Les mégadonnées ont permis aux Burdell de comprendre la cause des problèmes de leur fils, mais n'ont pas fourni de remède. C'est vraiment un accord doux-amer, mais notre vie est meilleure, dit Renata Burdell. Jonglant toujours avec les symptômes et les médicaments, elle et son mari espèrent que la prochaine vague de données débloquera des thérapies pour un petit garçon qui ne connaît encore que 160 mots.
La plupart du temps, bien sûr, les mégadonnées dans le domaine des soins de santé se concentrent sur des problèmes plus simples qui affectent plus de personnes – en analysant les données de nombreuses sources pour repérer les similitudes entre les cas, en identifiant les traitements qui fonctionnent le mieux et coûtent le moins cher. À Mayo, cela signifie des efforts comme le Center for the Science of Health Care Delivery, créé il y a trois ans, qui étudie les innovations dans l'organisation des soins. Les projets du centre comprennent une série de laboratoires d'ingénierie clinique départementaux, chacun géré par un clinicien dans cette spécialité et un scientifique des données. Le premier laboratoire a été construit pour la médecine d'urgence.
L'urgence du campus de Mayo à Saint Marys profite désormais d'une rénovation en cours pour intégrer des équipements RFID dans les murs, afin de mieux étudier le flux des patients. Dans un an, Mayo espère avoir de meilleures données sur la façon dont il suit les patients, combien de temps il faut pour les faire voir par un médecin et combien de temps ils restent aux urgences, explique Tom Hellmich, pédiatre urgentiste et l'un des les responsables du laboratoire étudiant la salle d'urgence. À noter : un projet pour comprendre et résoudre le problème des patients psychiatriques aux urgences qui ont besoin de trouver rapidement des places dans des programmes qui peuvent les aider. Les données de cet effort devraient être utiles à la fois aux administrateurs d'hôpitaux et aux législateurs intéressés par la réforme de la santé mentale, déclare Kalyan Pasupathy, codirecteur du laboratoire des services d'urgence.
De toutes les initiatives de données de Mayo, l'effort qui peut avoir le plus d'impact à long terme est le partenariat de l'année dernière avec l'unité d'analyse de données de United Health Group, appelée Optum Labs.
L'idée est d'étudier les dossiers de réclamations de 109 millions de patients, apportés par Optum, et 30 millions de dossiers médicaux, dont cinq millions de Mayo. Les recherches en cours étudient des sujets tels que la façon dont les performances des composés dans les essais cliniques de médicaments se comparent à leur efficacité dans de grandes populations de patients une fois approuvés ; comment la pratique médicale varie selon les endroits ; et comment s'attaquer à des problèmes comme les hospitalisations excessives.
À mesure que les changements dans les politiques et les assurances augmentent les coûts pour les patients et les prestataires, il existe des raisons financières et médicales de poursuivre ce type de recherche.
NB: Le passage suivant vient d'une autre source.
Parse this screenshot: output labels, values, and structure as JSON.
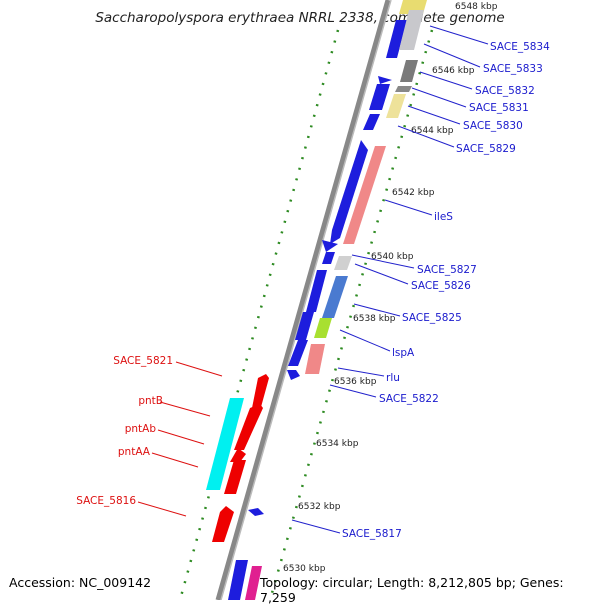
{
  "title": "Saccharopolyspora erythraea NRRL 2338, complete genome",
  "accession": "Accession: NC_009142",
  "topology": "Topology: circular; Length: 8,212,805 bp; Genes: 7,259",
  "colors": {
    "backbone": "#8a8a8a",
    "ticks": "#2e8b22",
    "label_blue": "#1a1acd",
    "label_red": "#dd1111"
  },
  "kbp_ticks": [
    "6548 kbp",
    "6546 kbp",
    "6544 kbp",
    "6542 kbp",
    "6540 kbp",
    "6538 kbp",
    "6536 kbp",
    "6534 kbp",
    "6532 kbp",
    "6530 kbp"
  ],
  "genes_right": [
    "SACE_5834",
    "SACE_5833",
    "SACE_5832",
    "SACE_5831",
    "SACE_5830",
    "SACE_5829",
    "ileS",
    "SACE_5827",
    "SACE_5826",
    "SACE_5825",
    "lspA",
    "rlu",
    "SACE_5822",
    "SACE_5817"
  ],
  "genes_left": [
    "SACE_5821",
    "pntB",
    "pntAb",
    "pntAA",
    "SACE_5816"
  ]
}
Une étude sur des patients de moins de 65 ans pour une arthroplastie a révélé que le poids et le diabète jouaient des rôles auparavant inconnus dans les problèmes de genou et de hanche, explique Nilay Shah, professeur agrégé de politique et de recherche en matière de santé à Mayo. Une intervention précoce pourrait signifier moins d'opérations.
S'agit-il de données volumineuses ou simplement de beaucoup de données ? Le PDG de Mayo, John Noseworthy, a déclaré lors d'une conférence l'année dernière. Ce sont vraiment des données volumineuses. Cela recherche des associations que nous n'avions pas prévues ou anticipées et nous permet de vraiment changer l'histoire.